"You may include him in the contest to win your heart, or you may exclude him from the running. It is your decision."
I nodded and stood up straight, no hunching like some kind of wounded rabbit. "Thank you for that, Auntie dearest."
"Why does that fall from your lips like the vilest of insults."
"I mean no insult."
She waved me to silence. "Do not bother, Meredith. There is little affection lost between us. We both know that." She looked me up and down. "Your clothing is acceptable, though not what I would have chosen."
I smiled, but it wasn't a happy smile. "If I'd known I was going to be named heir tonight, I'd have worn the Tommy Hilfiger original."
She laughed and stood with a swish of skirts. "You can purchase an entire new wardrobe, if you like. Or you can have the court tailors design one for you."
"I'm fine as I am," I said. "But thank you for the offer."
"You are an independent thing, Meredith. I've never liked that about you."
"I know," I said.
"If Doyle had told you in the western lands what I planned for you tonight, would you have come willingly, or would you have tried to run?"
I stared at her. "You're naming me heir. You're letting me date the Guard. It's not a fate worse than death, Aunt Andais. Or is there something else you haven't told me about tonight?"
"Pick up the stool, Meredith. Let's leave the room neat, shall we?" She glided down the stone steps to walk toward the door in the opposite wall.
I picked up the stool, but didn't like that she hadn't answered my question. There was more to come.
I called after her before she got to the small door. "Aunt Andais?"
She turned. "Yes, Niece." There was a faintly amused, condescending look on her face.
"If the lust charm that you placed in the car had worked and Galen and I had made love, would you have still killed him and me?"
She blinked, the slight smile fading from her face. "Lust charm? What are you talking about?"
I told her.
She shook her head. "It was not my spell."
I held my hand up so the silver ring glinted. "But the spell used your ring to power itself."
"I give you my word, Meredith, I did not put a spell of any kind in the coach. I merely left the ring in there for you to find, that was all."
"Did you leave the ring, or did you give it to someone to put in the coach?" I asked.
She would not meet my eyes. "I put it there." And I knew she'd lied.
"Does anyone else know that you plan to rescind the order of celibacy where I'm concerned?"
She shook her head, one long black curl sliding over her shoulder. "Eamon knows, but that is all, and he knows how to keep his own counsel."
I nodded. "Yes, he does." My aunt and I looked at each other from across the room, and I watched the idea form in her eyes and spill across her face.
"Someone tried to assassinate you," she said.
I nodded. "If Galen and I had made love and you hadn't lifted the geas, you could have killed me for it. Galen's fate seems to be incidental to it all."
Anger played across her face like candlelight inside glass.
"You know who did it," I said.
"I do not, but I do know who knew that you were going to be named coheir."
"Cel," I said.
"I had to prepare him," she said.
"Yes," I said.
"He did not do this," she said, and for the first time there was something in her voice-the same protest you'll hear in any mother's voice when defending her child.
I simply looked at her and kept my face blank. It was the best I could do, because I knew Cel. He would not simply give up his birthright on the whim of his mother, queen or no.
"What did Cel do to anger you?" I asked.
"I tell you, as I told him, I am not angry with him." But there was too much protest to her voice. For the first time tonight Andais was on the defensive. I liked it.

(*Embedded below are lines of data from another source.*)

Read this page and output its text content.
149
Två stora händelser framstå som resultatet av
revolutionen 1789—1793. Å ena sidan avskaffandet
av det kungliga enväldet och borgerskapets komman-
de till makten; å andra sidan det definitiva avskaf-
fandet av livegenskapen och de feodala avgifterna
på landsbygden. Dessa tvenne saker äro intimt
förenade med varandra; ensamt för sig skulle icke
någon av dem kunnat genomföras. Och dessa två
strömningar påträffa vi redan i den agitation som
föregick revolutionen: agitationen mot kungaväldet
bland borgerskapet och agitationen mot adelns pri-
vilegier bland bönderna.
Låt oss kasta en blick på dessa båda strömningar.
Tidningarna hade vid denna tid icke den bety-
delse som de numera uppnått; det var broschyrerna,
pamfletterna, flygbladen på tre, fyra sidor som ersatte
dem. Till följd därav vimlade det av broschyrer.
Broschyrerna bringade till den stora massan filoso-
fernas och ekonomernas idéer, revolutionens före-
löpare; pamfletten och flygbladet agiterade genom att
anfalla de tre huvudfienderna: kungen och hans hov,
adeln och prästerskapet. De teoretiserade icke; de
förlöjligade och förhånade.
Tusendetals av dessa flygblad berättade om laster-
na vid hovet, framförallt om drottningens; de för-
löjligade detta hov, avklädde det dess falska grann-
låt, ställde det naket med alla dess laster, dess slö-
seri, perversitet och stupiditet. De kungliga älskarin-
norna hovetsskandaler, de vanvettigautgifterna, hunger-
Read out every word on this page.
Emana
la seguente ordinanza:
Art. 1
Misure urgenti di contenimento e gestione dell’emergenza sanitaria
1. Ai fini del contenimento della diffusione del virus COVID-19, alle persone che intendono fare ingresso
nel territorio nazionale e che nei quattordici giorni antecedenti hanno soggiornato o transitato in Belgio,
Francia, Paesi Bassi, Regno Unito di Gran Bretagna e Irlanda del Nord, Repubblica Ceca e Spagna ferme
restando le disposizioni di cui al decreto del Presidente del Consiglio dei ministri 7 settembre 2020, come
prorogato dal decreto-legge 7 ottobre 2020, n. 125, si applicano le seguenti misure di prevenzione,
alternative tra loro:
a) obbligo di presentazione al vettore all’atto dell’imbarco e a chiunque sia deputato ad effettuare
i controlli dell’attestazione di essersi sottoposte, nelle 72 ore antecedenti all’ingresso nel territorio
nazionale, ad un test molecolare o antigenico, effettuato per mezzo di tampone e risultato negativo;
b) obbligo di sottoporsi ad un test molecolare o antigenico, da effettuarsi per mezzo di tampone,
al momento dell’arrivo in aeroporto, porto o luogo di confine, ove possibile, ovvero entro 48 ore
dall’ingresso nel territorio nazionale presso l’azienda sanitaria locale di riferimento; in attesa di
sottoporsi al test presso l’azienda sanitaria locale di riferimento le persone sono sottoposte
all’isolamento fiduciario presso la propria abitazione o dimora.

"Cel didn't believe that, did he?"
"He knows what my motives are," she said.
"Would you care to share those motives with me?" I asked.
She smiled, and it was the first genuine smile I'd seen on her tonight. An almost embarrassed movement of lips. She wagged a gloved finger at me. "No, my motives are my own. I want you to choose someone for your bed tonight. Take them back to the hotel with you, I don't care who, but I want it to begin tonight." The smile was gone. She was her royal self once more, unreadable, self-contained, mysterious and absolutely obvious all at the same time.
"You never have understood me, Aunt."
"And what, pray, does that mean?"
"It means, Auntie dearest, that if you had left off that last order, I would probably have taken someone to my bed tonight. But being commanded to do it makes me feel like a royal whore. I don't like it."
She settled her skirts so the train glided behind her and walked toward me. As she moved, her power began to unfold, flitting around the room like invisible sparks to bite along my skin. The first two times I jumped, then I stood there and let her power eat over my skin. I was wearing steel, but a few knives had never been enough for me to withstand her magic. It had to be my own newfound powers that kept it from being so much worse.
Her eyes narrowed as she came to stand in front of me. With me standing on the small raised platform, we were eye-to-eye. Her magic pushed out from her like a moving wall of force. I had to brace my feet as if I were standing against wind. The small burning bites had turned into a constant ache like standing just inside an oven, not quite touching the glowing surface, but knowing that one tiny shove and your skin would burn and crisp.